Some markets (shops and fruit stalls) physically bring together the buyer and the seller. Other markets (the London Stock Exchange) operate chiefly through intermediaries (stockbrokers) who transact business on behalf of clients. In supermarkets, sellers choose the price, stock the shelves, and leave customers to choose whether or not to make a purchase. Antique auctions force buyers to bid againsteach other with the seller taking a passive role.

Although superficially different, these markets perform the same economic function; they determine prices that ensure that the quantity people wish to buy equals the quantity people wish to sell. Price and quantity cannot be considered separately. In establishing that the price of a Rolls Royce is ten times the price of a small Ford, the market for motor cars simultaneously ensures that production and sales of small Fords will greatly exceed the production and sales of Rolls Royce. These prices guide society in choosing what, how, and for whom to purchase.

To understand this process more fully, we require a model of a typical market. The essential features on which such a model must concentrate are demand, the behaviour of buyers, and supply, the behaviour of sellers. It will then be possible to study the interaction of these forces to see how a market works in practice.

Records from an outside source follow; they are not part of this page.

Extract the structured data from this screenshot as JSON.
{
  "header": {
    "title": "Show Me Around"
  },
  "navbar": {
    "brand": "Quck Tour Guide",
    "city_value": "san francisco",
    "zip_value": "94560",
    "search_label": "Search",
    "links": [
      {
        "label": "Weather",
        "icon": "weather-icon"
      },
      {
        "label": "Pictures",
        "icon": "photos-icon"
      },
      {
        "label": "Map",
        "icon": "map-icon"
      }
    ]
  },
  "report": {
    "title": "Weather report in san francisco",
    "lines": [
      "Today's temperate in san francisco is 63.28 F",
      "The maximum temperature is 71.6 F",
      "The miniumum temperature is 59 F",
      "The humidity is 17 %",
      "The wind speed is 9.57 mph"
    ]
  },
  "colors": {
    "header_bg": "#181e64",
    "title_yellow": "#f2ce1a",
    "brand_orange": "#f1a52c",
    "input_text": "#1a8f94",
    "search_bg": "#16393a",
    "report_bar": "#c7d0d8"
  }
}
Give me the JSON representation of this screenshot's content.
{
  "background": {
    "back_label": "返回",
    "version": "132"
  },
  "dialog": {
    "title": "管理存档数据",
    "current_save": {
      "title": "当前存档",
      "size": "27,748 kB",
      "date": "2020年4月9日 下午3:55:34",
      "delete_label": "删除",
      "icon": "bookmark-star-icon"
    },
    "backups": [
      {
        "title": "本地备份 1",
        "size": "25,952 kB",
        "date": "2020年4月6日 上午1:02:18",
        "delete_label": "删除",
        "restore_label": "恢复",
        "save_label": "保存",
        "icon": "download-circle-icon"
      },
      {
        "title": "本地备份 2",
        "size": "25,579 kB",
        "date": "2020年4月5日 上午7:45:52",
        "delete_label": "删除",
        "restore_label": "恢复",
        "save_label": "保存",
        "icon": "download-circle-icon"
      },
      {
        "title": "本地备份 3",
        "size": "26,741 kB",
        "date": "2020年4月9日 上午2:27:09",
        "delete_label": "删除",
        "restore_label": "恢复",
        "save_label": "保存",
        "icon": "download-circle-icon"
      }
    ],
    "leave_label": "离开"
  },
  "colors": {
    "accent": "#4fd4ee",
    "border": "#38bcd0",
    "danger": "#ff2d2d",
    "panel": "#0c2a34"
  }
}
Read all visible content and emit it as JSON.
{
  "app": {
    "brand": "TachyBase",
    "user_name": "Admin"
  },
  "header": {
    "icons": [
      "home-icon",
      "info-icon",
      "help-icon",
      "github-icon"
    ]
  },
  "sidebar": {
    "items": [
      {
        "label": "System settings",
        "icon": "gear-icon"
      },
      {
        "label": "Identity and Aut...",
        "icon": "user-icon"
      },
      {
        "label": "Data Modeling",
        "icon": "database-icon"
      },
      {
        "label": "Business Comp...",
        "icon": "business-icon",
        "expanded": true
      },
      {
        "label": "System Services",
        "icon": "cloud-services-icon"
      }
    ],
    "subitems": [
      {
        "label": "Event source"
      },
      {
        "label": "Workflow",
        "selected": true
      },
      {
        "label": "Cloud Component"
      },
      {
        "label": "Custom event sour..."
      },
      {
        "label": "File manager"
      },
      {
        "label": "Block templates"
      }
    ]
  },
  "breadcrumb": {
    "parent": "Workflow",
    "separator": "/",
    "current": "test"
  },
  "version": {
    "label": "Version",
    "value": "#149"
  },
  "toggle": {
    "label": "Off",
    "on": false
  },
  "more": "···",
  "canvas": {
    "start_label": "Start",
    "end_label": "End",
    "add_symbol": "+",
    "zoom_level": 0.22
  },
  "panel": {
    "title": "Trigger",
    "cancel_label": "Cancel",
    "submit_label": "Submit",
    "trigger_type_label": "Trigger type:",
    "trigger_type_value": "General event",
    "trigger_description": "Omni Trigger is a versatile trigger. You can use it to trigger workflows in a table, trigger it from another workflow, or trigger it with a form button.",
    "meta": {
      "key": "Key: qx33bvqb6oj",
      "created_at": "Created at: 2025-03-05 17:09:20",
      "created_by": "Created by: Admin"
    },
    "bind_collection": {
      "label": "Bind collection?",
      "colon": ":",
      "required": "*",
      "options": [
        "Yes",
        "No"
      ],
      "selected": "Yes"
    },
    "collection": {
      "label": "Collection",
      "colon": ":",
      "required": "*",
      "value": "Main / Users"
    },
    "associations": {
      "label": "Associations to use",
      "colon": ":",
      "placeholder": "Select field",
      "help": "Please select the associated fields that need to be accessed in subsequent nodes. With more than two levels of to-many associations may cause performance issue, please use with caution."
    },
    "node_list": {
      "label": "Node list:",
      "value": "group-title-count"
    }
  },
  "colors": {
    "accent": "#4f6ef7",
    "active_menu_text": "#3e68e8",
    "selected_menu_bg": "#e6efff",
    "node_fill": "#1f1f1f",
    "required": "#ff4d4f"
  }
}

Demand is the quantity of goods buyers wish to purchase at each conceivable price. Thus demand is not a particular quantity, such as, six bars of chocolate, but rather a full description of the quantity of chocolate the buyer would purchase at each and every price which might be charged.

Supply is the quantity of goods sellers wish to sell at each conceivable price. Again, supply is not a particular quantity but a complete description of the quantity that sellers would like to sell at each and every possible price.

Notice the distinction between demand and the quantity demanded. Demand describes the behaviour of buyers at every price. The term ‘quantity demanded’ makes sense only in relation to a particular price. A similar distinction applies to supply and quantity supplied.

In everyday language, we would say that when the demand for football tickets exceeds their supply, some people will not get into the ground. Economists must be more precise. At the price charged for tickets, the quantity demanded exceeded the quantity supplied. Although the size of the ground sets an upper limit on the quantity of tickets that can be supplied, higher tickets prices would have reduced the quantity demanded, perhaps leaving empty space in the ground. Yet there has been no change in demand, the schedule describing how many people want admission at each possible ticket price. The quantity demanded has changed because the price has changed.